I never thought a book with this premise would have me this emotionally invested, but it absolutely did.
Loooooved.
Goodnight Beautiful By Aimee Molloy
5/5
I’m usually very skeptical of mystery/thriller novels because I’ve probably only read one truly worthwhile one in my life. Most rely on clichés, one-dimensional characters, giant plot holes, or endings that require ridiculous suspension of disbelief.
So when I started Goodnight Beautiful by Aimee Molloy, I almost gave up within the first chapter. The setup felt stereotypical at first: the seemingly perfect couple, the isolated small town, the therapist husband, the lonely wife. I thought I knew exactly where it was going.
I’m so glad I kept reading!!!!
Sam and Annie move from New York City to a quiet town where Sam begins seeing therapy patients in an office behind their house. Annie, lonely and restless in their new life, starts overhearing pieces of his sessions through a vent in the floorboards. What starts as curiosity slowly turns into paranoia, obsession, and revelations that completely dismantle everything you think you know.
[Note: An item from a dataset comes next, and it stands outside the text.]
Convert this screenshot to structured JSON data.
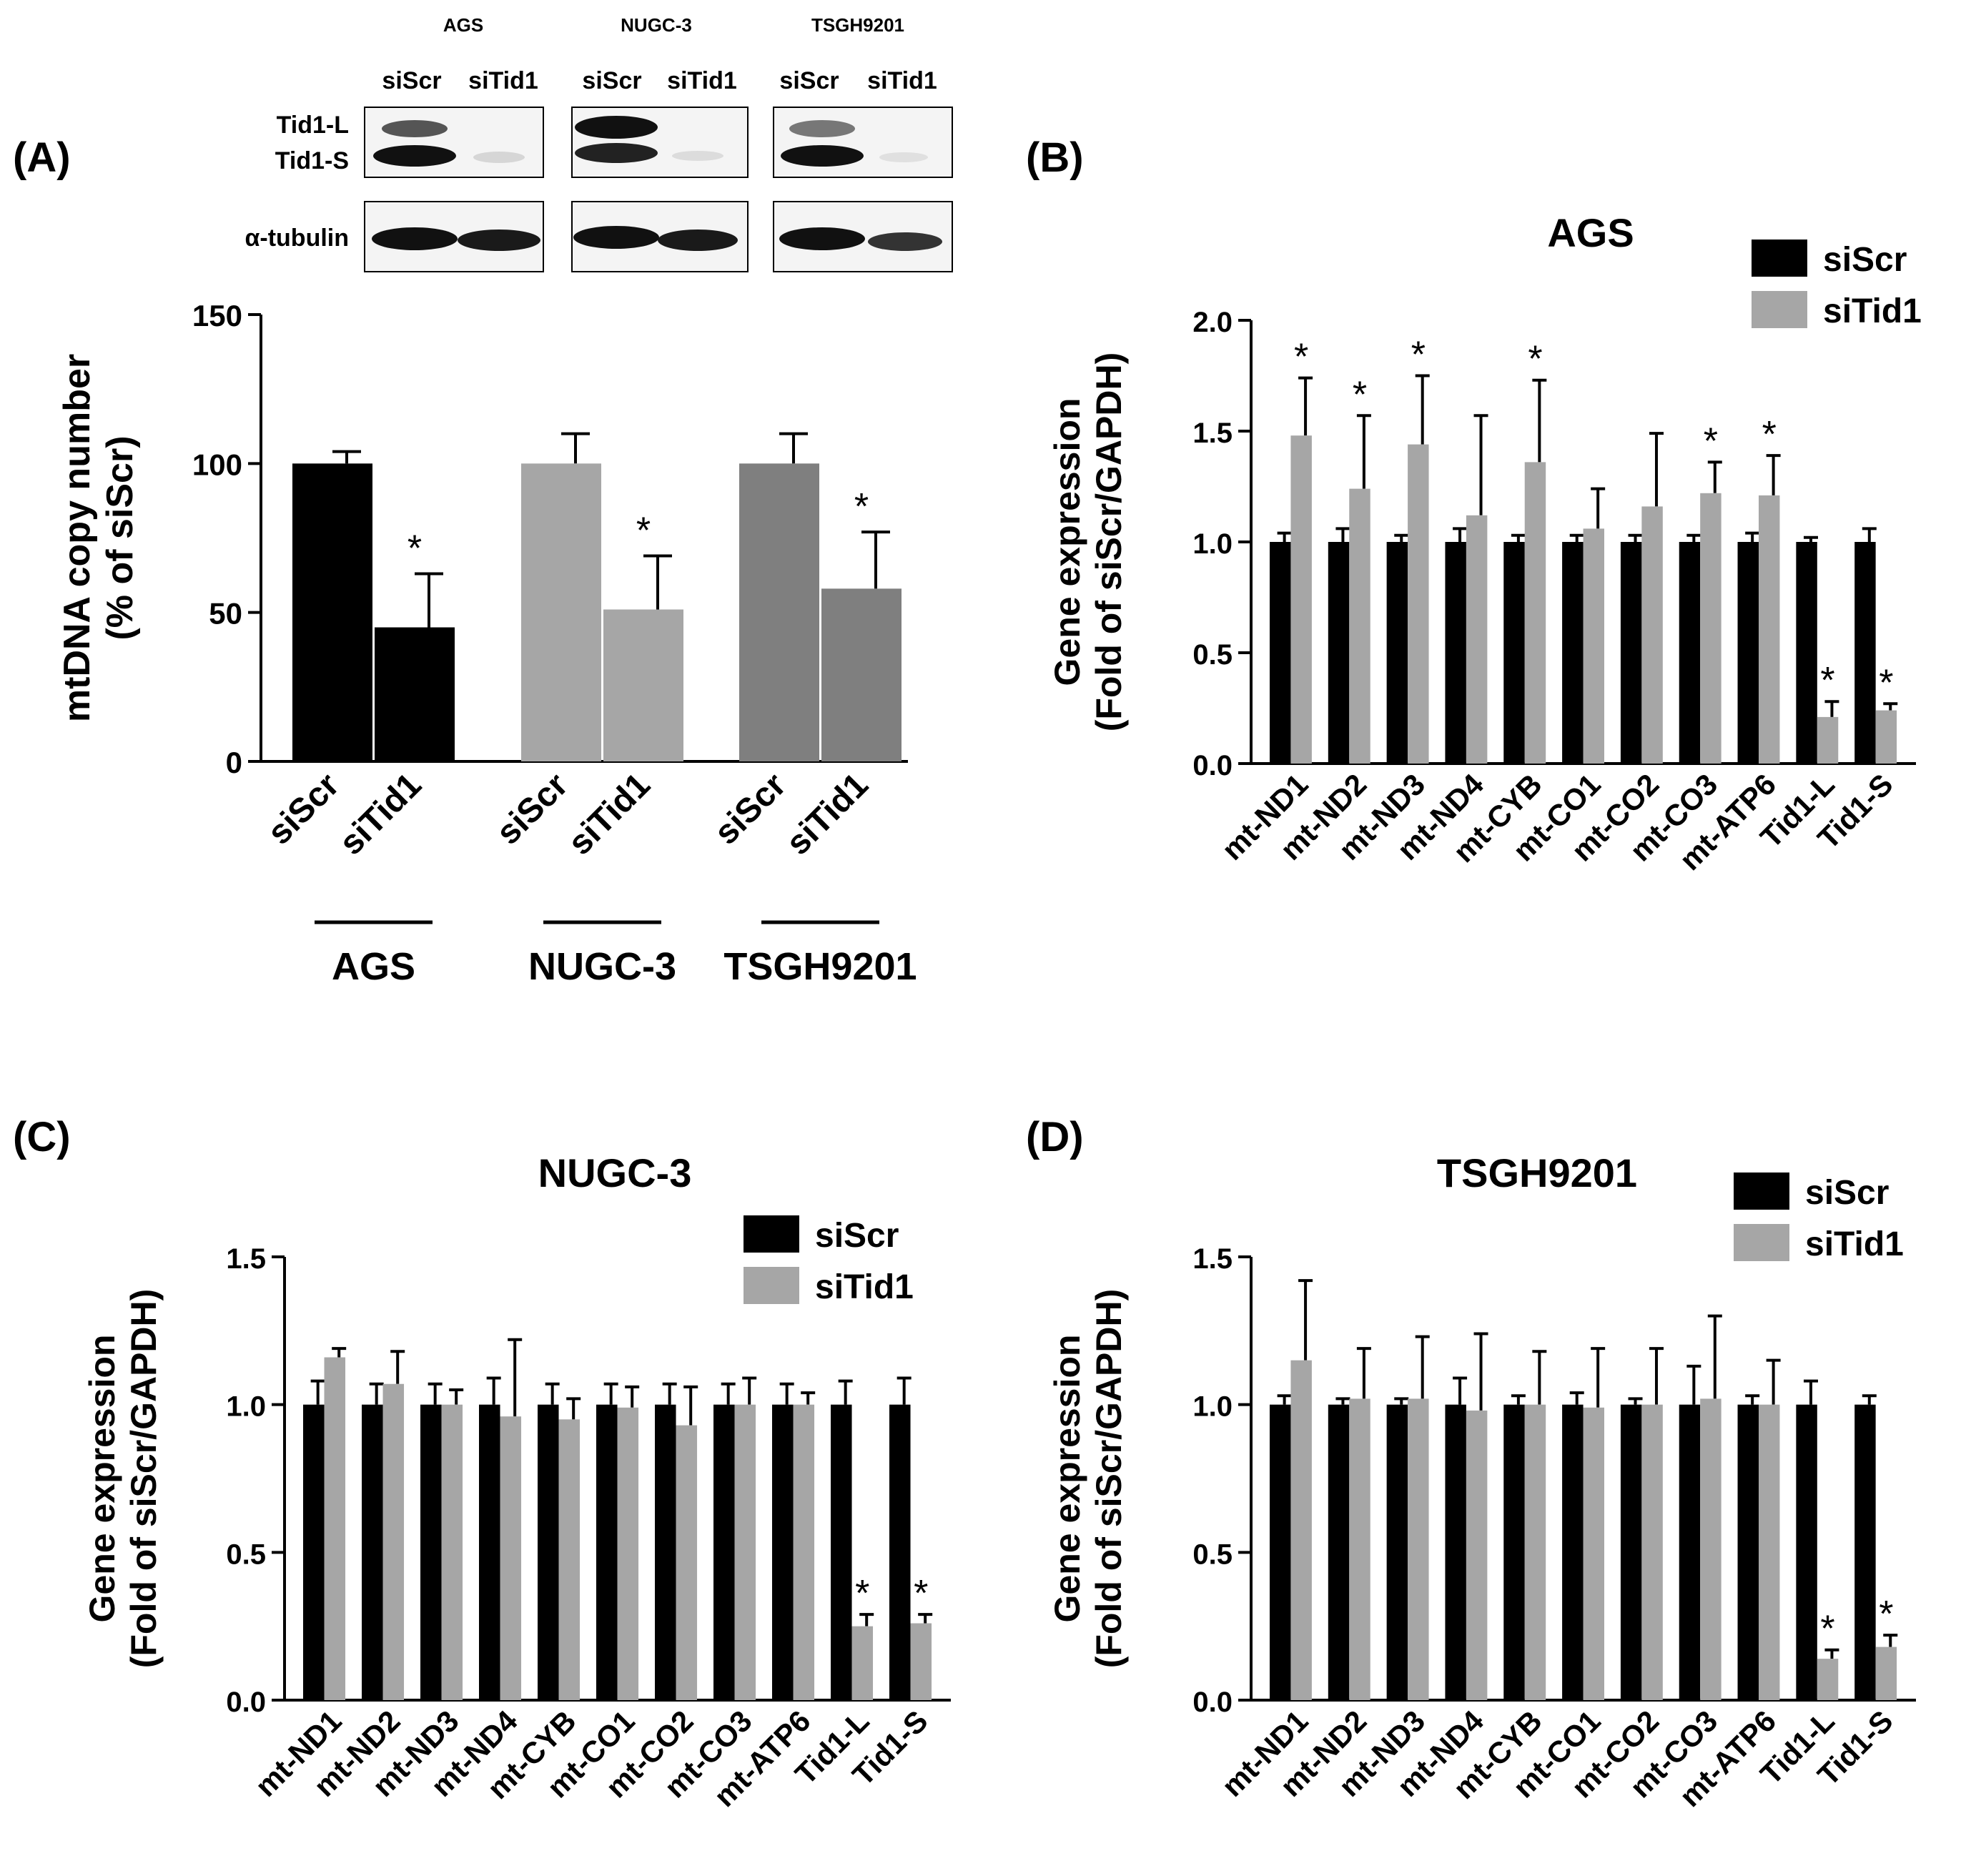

What surprised me most was how quickly I fell in love with the characters. They felt quirky, flawed, funny, and genuinely human outside of just serving the plot. The banter between Annie and Sam felt natural and relatable, which made every twist hit even harder.
Oh. My. GAWD.
I have never read a mystery/thriller this good in my life. My jaw dropped multiple times to the point where I had to physically put the book down and process what I had just read. The twists were not cheap shock value either. Every reveal felt intentional, subtle, and earned. The story constantly leads you toward one conclusion before ripping the rug out from under you in the best way.
By the end, I had goosebumps. I thought about this book constantly when I wasn’t reading it, and even before I finished, I was already recommending it to people.
This is one of the rare thrillers that manages to be both genuinely clever and emotionally engaging. Very well done from every angle (except the plot description is a bit misleading but I’ll forgive it).